Лицо Фирсова вытянулось и стало похоже на неспелый огурец.

Глаз медленно захлопнулся, и Букреев внезапно замурлыкал:

- Есть человечек. Тобой интересуется. Согласишься - окажешься в раю.

- Кто?

- Пока неважно. Главное - согласие.

- Согласен! - ни секунды не медлил Фирсов. - Согласен, Витек, согласен! Что я должен делать?

- Да ничего, - Букреев держал сигарету, картинно отставляя в сторону мизинец. - В баньку сходить, спинку человечеку потереть, массажик сделать. Короче, при бане будешь.

- Но я... я... я... не умею.

- Он научит, - промурлыкал Букреев и распахнул плотоядные глаза, облизывая ими измученного непростой солдатской жизнью земляка. - Подкормит тебя, отогреет. Мальчик ты - самый смак.

Шелковистая интонация медового голоса коконом обволакивала Фирсова. Последние бархатные нотки оформили смутные догадки в четкую, завершенную мысль.

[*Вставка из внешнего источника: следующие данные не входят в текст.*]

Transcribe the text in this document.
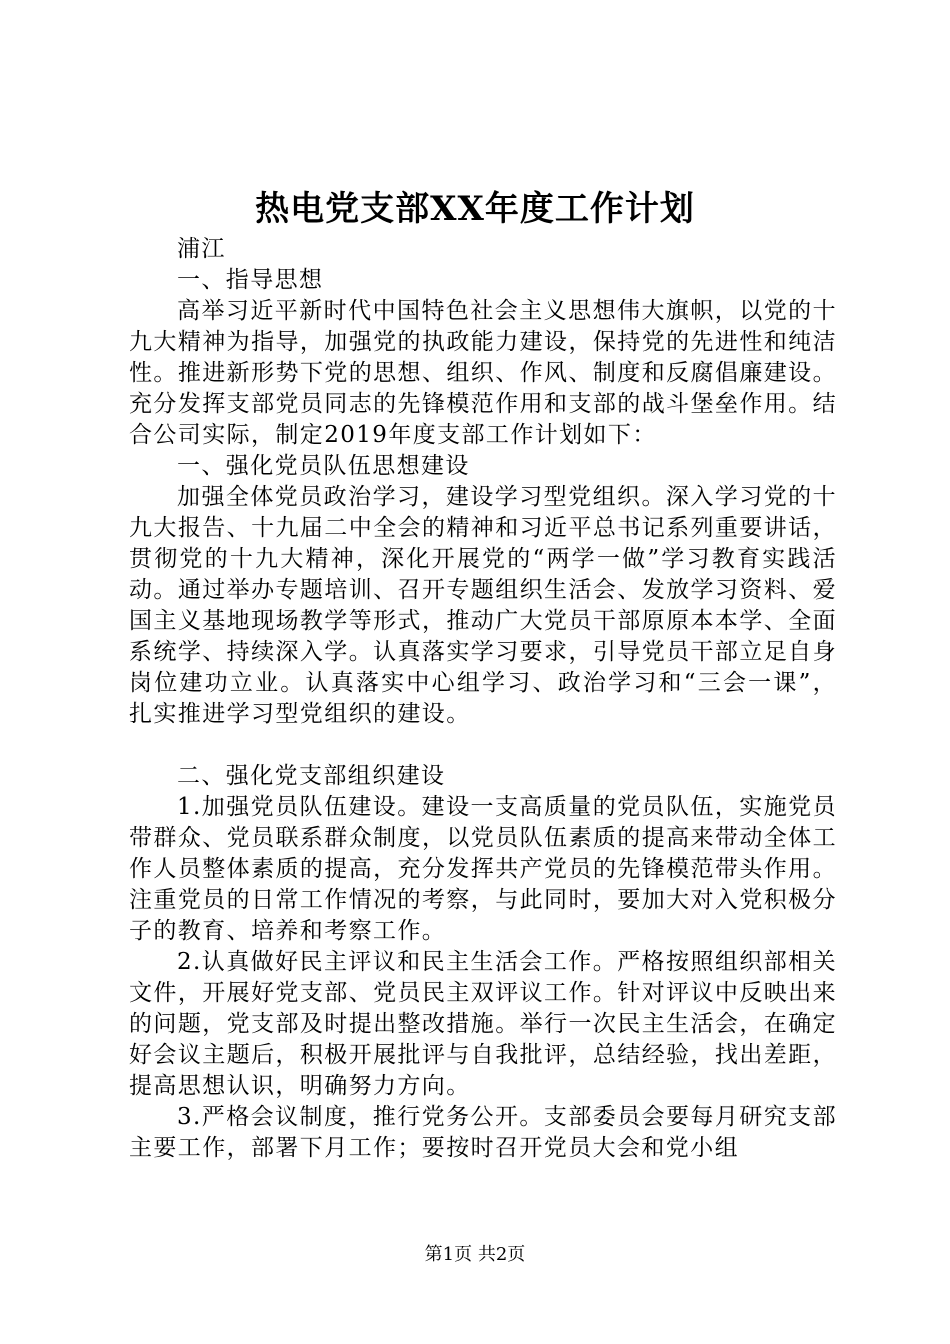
热电党支部XX年度工作计划

浦江

一、指导思想

高举习近平新时代中国特色社会主义思想伟大旗帜，以党的十九大精神为指导，加强党的执政能力建设，保持党的先进性和纯洁性。推进新形势下党的思想、组织、作风、制度和反腐倡廉建设。充分发挥支部党员同志的先锋模范作用和支部的战斗堡垒作用。结合公司实际，制定2019年度支部工作计划如下：

一、强化党员队伍思想建设

加强全体党员政治学习，建设学习型党组织。深入学习党的十九大报告、十九届二中全会的精神和习近平总书记系列重要讲话，贯彻党的十九大精神，深化开展党的“两学一做”学习教育实践活动。通过举办专题培训、召开专题组织生活会、发放学习资料、爱国主义基地现场教学等形式，推动广大党员干部原原本本学、全面系统学、持续深入学。认真落实学习要求，引导党员干部立足自身岗位建功立业。认真落实中心组学习、政治学习和“三会一课”，扎实推进学习型党组织的建设。

二、强化党支部组织建设

1.加强党员队伍建设。建设一支高质量的党员队伍，实施党员带群众、党员联系群众制度，以党员队伍素质的提高来带动全体工作人员整体素质的提高，充分发挥共产党员的先锋模范带头作用。注重党员的日常工作情况的考察，与此同时，要加大对入党积极分子的教育、培养和考察工作。

2.认真做好民主评议和民主生活会工作。严格按照组织部相关文件，开展好党支部、党员民主双评议工作。针对评议中反映出来的问题，党支部及时提出整改措施。举行一次民主生活会，在确定好会议主题后，积极开展批评与自我批评，总结经验，找出差距，提高思想认识，明确努力方向。

3.严格会议制度，推行党务公开。支部委员会要每月研究支部主要工作，部署下月工作；要按时召开党员大会和党小组

第1页 共2页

Фирсову стало страшно. Ему показалось, что Букреев - это жирный паук, который разбросал вокруг свою паутину, а теперь тянет ее на себя, стараясь намертво захлестнуть ею Фирсова. О ребятах подобной ориентации он знал понаслышке, а столица просветила и в том, что даже Петр Ильич Чайковский относился к этой кодле. И вот сейчас один из нее сидел рядом, а другой - то ли прапорщик, то ли офицер - тянулся к нему, распахивая потные, мерзкие объятия.

Москвич понял, какой ценой ухватил место Букреев, и его начало мутить.

Солдат встал и попятился.

- Я... я... так не согласен... Я... я... не хочу.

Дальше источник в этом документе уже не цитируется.